Ici, comme dans une grande partie de ce pays d'Afrique centrale, la vente de fruits n'est qu'un simple complément de l'activité principale. Mais chaque fois que Jean Onana se rendait au marché et qu'il voyait le prix payé pour les fruits, son regard s'illuminait. “C'est la nuit et le jour entre le prix du maïs et celui de l'orange”, compare-t-il.
Selon la FAO (l'agence de l'ONU pour l'alimentation et l'agriculture), la demande mondiale des fruits et précisément celles des fruits tropicaux, connait une croissance vertigineuse à mesure qu'augmente le revenu des pays comme l'Inde ou le Brésil.
Pourtant, dans des pays comme le Cameroun, éminemment agricole et disposant de conditions idéales pour ces cultures, la production n'atteint toujours pas les niveaux qui permettent leur exportation.
Après environ 15 minutes à se frayer un chemin entre tout type de végétation, Jean Onana et ses voisins arrivent dans une clairière au milieu d'un terrain escarpé et arboré qui entoure leur village. En tout, ce sont quelques deux hectares dégagés et parsemés d’environ 300 arbres fruitiers.

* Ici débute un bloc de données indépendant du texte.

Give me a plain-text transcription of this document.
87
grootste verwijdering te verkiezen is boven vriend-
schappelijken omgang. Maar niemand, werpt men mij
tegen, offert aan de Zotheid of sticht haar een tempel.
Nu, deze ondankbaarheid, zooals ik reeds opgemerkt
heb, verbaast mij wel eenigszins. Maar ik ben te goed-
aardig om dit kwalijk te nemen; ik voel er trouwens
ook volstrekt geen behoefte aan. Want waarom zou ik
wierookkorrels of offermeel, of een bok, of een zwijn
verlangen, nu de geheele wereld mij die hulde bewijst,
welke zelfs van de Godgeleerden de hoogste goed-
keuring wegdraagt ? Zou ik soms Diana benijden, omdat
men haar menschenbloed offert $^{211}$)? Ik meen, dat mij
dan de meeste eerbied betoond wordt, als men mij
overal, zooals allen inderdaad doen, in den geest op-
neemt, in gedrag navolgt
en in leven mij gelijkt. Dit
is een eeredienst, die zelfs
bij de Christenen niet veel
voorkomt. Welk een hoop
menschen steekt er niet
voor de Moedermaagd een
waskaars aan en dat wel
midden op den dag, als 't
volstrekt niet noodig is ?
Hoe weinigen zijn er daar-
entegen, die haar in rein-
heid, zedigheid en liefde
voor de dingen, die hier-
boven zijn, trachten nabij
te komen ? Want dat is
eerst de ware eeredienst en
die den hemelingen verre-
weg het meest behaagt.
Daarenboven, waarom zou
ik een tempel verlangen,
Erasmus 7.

“Il faudra attendre au moins deux ans et demi avant de voir les résultats, mais les arbres vivront bien plus longtemps”, se félicite Onana, machette en main, en pensant aux mandarines, aux oranges et aux pamplemousses qu'ils obtiendront.

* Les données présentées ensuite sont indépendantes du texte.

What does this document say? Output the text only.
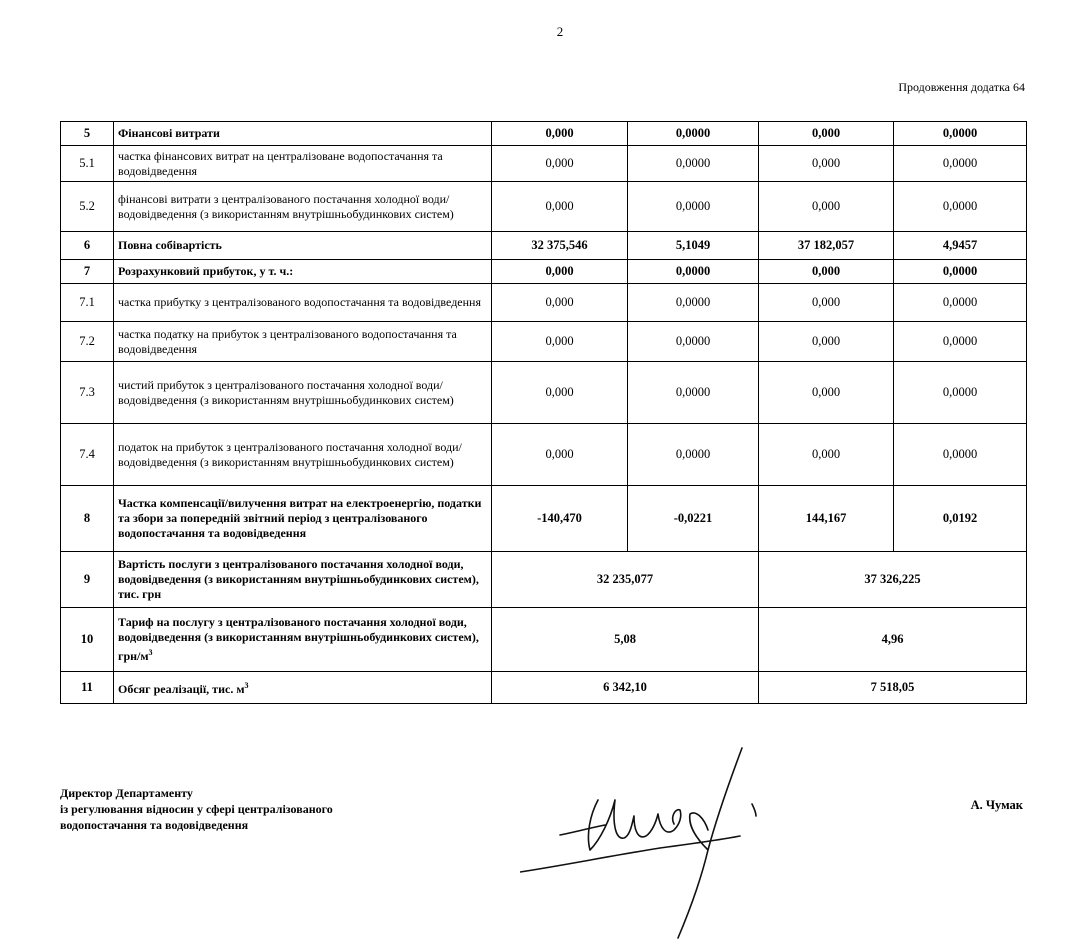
2
Продовження додатка 64
5	Фінансові витрати	0,000	0,0000	0,000	0,0000
5.1	частка фінансових витрат на централізоване водопостачання та водовідведення	0,000	0,0000	0,000	0,0000
5.2	фінансові витрати з централізованого постачання холодної води/водовідведення (з використанням внутрішньобудинкових систем)	0,000	0,0000	0,000	0,0000
6	Повна собівартість	32 375,546	5,1049	37 182,057	4,9457
7	Розрахунковий прибуток, у т. ч.:	0,000	0,0000	0,000	0,0000
7.1	частка прибутку з централізованого водопостачання та водовідведення	0,000	0,0000	0,000	0,0000
7.2	частка податку на прибуток з централізованого водопостачання та водовідведення	0,000	0,0000	0,000	0,0000
7.3	чистий прибуток з централізованого постачання холодної води/водовідведення (з використанням внутрішньобудинкових систем)	0,000	0,0000	0,000	0,0000
7.4	податок на прибуток з централізованого постачання холодної води/водовідведення (з використанням внутрішньобудинкових систем)	0,000	0,0000	0,000	0,0000
8	Частка компенсації/вилучення витрат на електроенергію, податки та збори за попередній звітний період з централізованого водопостачання та водовідведення	-140,470	-0,0221	144,167	0,0192
9	Вартість послуги з централізованого постачання холодної води, водовідведення (з використанням внутрішньобудинкових систем), тис. грн	32 235,077		37 326,225	
10	Тариф на послугу з централізованого постачання холодної води, водовідведення (з використанням внутрішньобудинкових систем), грн/$м^3$	5,08		4,96	
11	Обсяг реалізації, тис. $м^3$	6 342,10		7 518,05	
Директор Департаменту
із регулювання відносин у сфері централізованого
водопостачання та водовідведення
А. Чумак
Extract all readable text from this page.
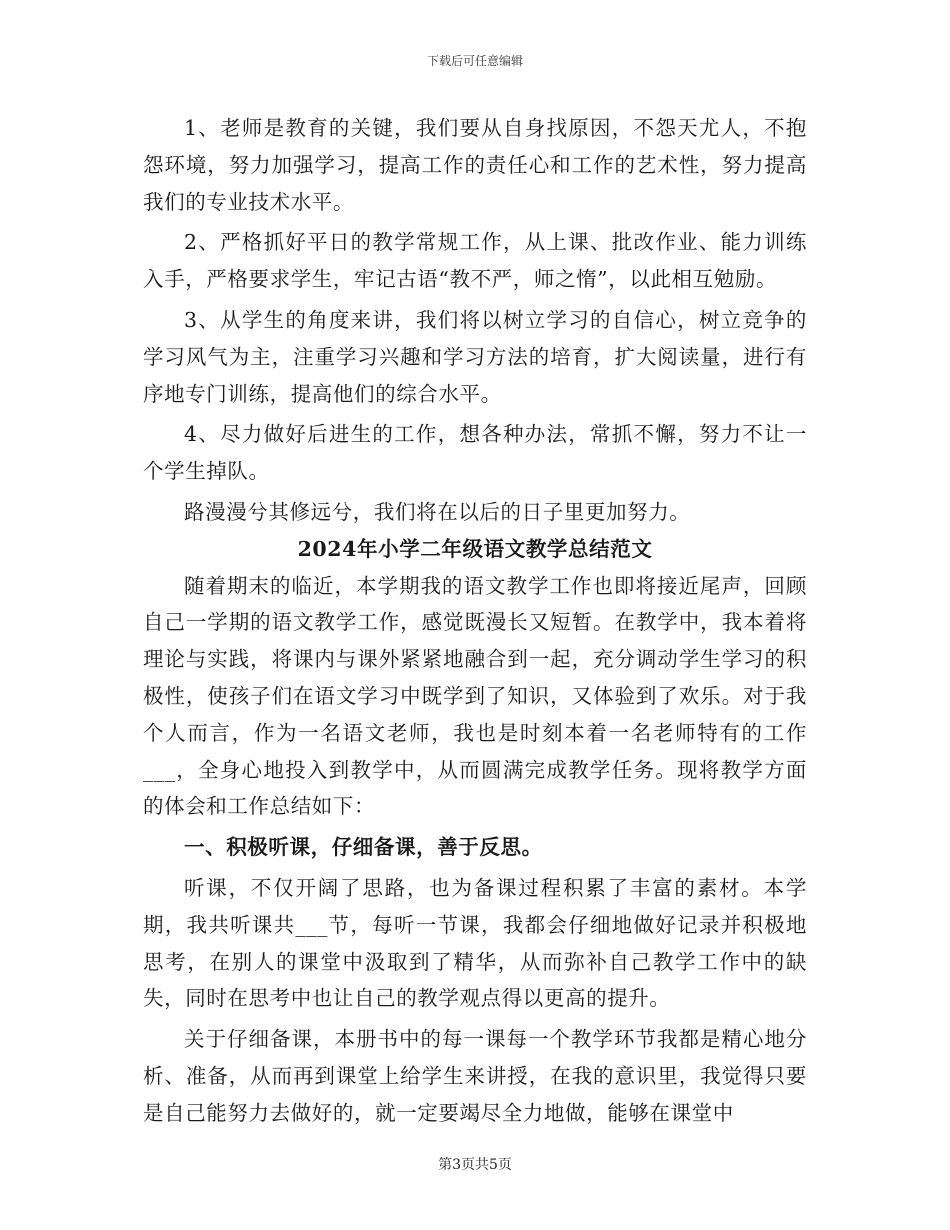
下载后可任意编辑

1、老师是教育的关键，我们要从自身找原因，不怨天尤人，不抱怨环境，努力加强学习，提高工作的责任心和工作的艺术性，努力提高我们的专业技术水平。

2、严格抓好平日的教学常规工作，从上课、批改作业、能力训练入手，严格要求学生，牢记古语“教不严，师之惰”，以此相互勉励。

3、从学生的角度来讲，我们将以树立学习的自信心，树立竞争的学习风气为主，注重学习兴趣和学习方法的培育，扩大阅读量，进行有序地专门训练，提高他们的综合水平。

4、尽力做好后进生的工作，想各种办法，常抓不懈，努力不让一个学生掉队。

路漫漫兮其修远兮，我们将在以后的日子里更加努力。

2024年小学二年级语文教学总结范文

随着期末的临近，本学期我的语文教学工作也即将接近尾声，回顾自己一学期的语文教学工作，感觉既漫长又短暂。在教学中，我本着将理论与实践，将课内与课外紧紧地融合到一起，充分调动学生学习的积极性，使孩子们在语文学习中既学到了知识，又体验到了欢乐。对于我个人而言，作为一名语文老师，我也是时刻本着一名老师特有的工作___，全身心地投入到教学中，从而圆满完成教学任务。现将教学方面的体会和工作总结如下：

一、积极听课，仔细备课，善于反思。

听课，不仅开阔了思路，也为备课过程积累了丰富的素材。本学期，我共听课共___节，每听一节课，我都会仔细地做好记录并积极地思考，在别人的课堂中汲取到了精华，从而弥补自己教学工作中的缺失，同时在思考中也让自己的教学观点得以更高的提升。

关于仔细备课，本册书中的每一课每一个教学环节我都是精心地分析、准备，从而再到课堂上给学生来讲授，在我的意识里，我觉得只要是自己能努力去做好的，就一定要竭尽全力地做，能够在课堂中

第3页共5页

“Les arbres ont une durée de vie plus longue et causent moins de problèmes que le maïs”.
Lorsqu'ils ont appris que le gouvernement camerounais et la FAO voulaient lancer un projet pilote de chaine de valeur dans le secteur fruitier, les membres de cette coopérative (13 hommes et six femmes) se sont rendus dans les bureaux de l'organisation au centre de Yaoundé pour demander leur adhésion.
Comme onze autres coopératives et 55 producteurs individuels, ils ont été sélectionnés et ont reçu une formation, de l'assistance technique et des semences pour planter leurs arbres et avec le temps, commencer à inonder les marchés de leurs produits.
“On a choisi les plus motivés et les mieux organisés parmi ceux qui remplissaient les conditions”, explique Nathalie Malla, responsable nationale du projet.
La situation géographique d’Obala, avec une grande quantité d’eau souterraine s’avère idéale pour y planter des agrumes ou encore des mangues. Et par chance, ce n’est pas une exception dans ce pays.
En revenant vers Yaoundé, on passe par Nkometou II. Comme dans de nombreux tronçons de routes-chemins au Cameroun, sur cette voie d’accès à la capitale, se trouve un marché. Des comptoirs en bois, des baches et des pousse pousse s'entassent au bord de la rue. Au milieu de ce chaos, un petit édifice en béton commence peu à peu à fonctionner comme boutique de jus, confitures et de fruits secs.
“Tout est naturel, 100% naturel. Comme agent de conservation, on n’utilise que le citron”, indique fièrement Marcelline Tsala, parée d'un masque et un bonnet protecteur à l'arrière, où se trouve l'atelier.
Des pays comme le Cameroun, disposant de conditions idéales pour la culture des fruits tropicaux, ne les produisent pas encore à des niveaux qui permettent l’exportation.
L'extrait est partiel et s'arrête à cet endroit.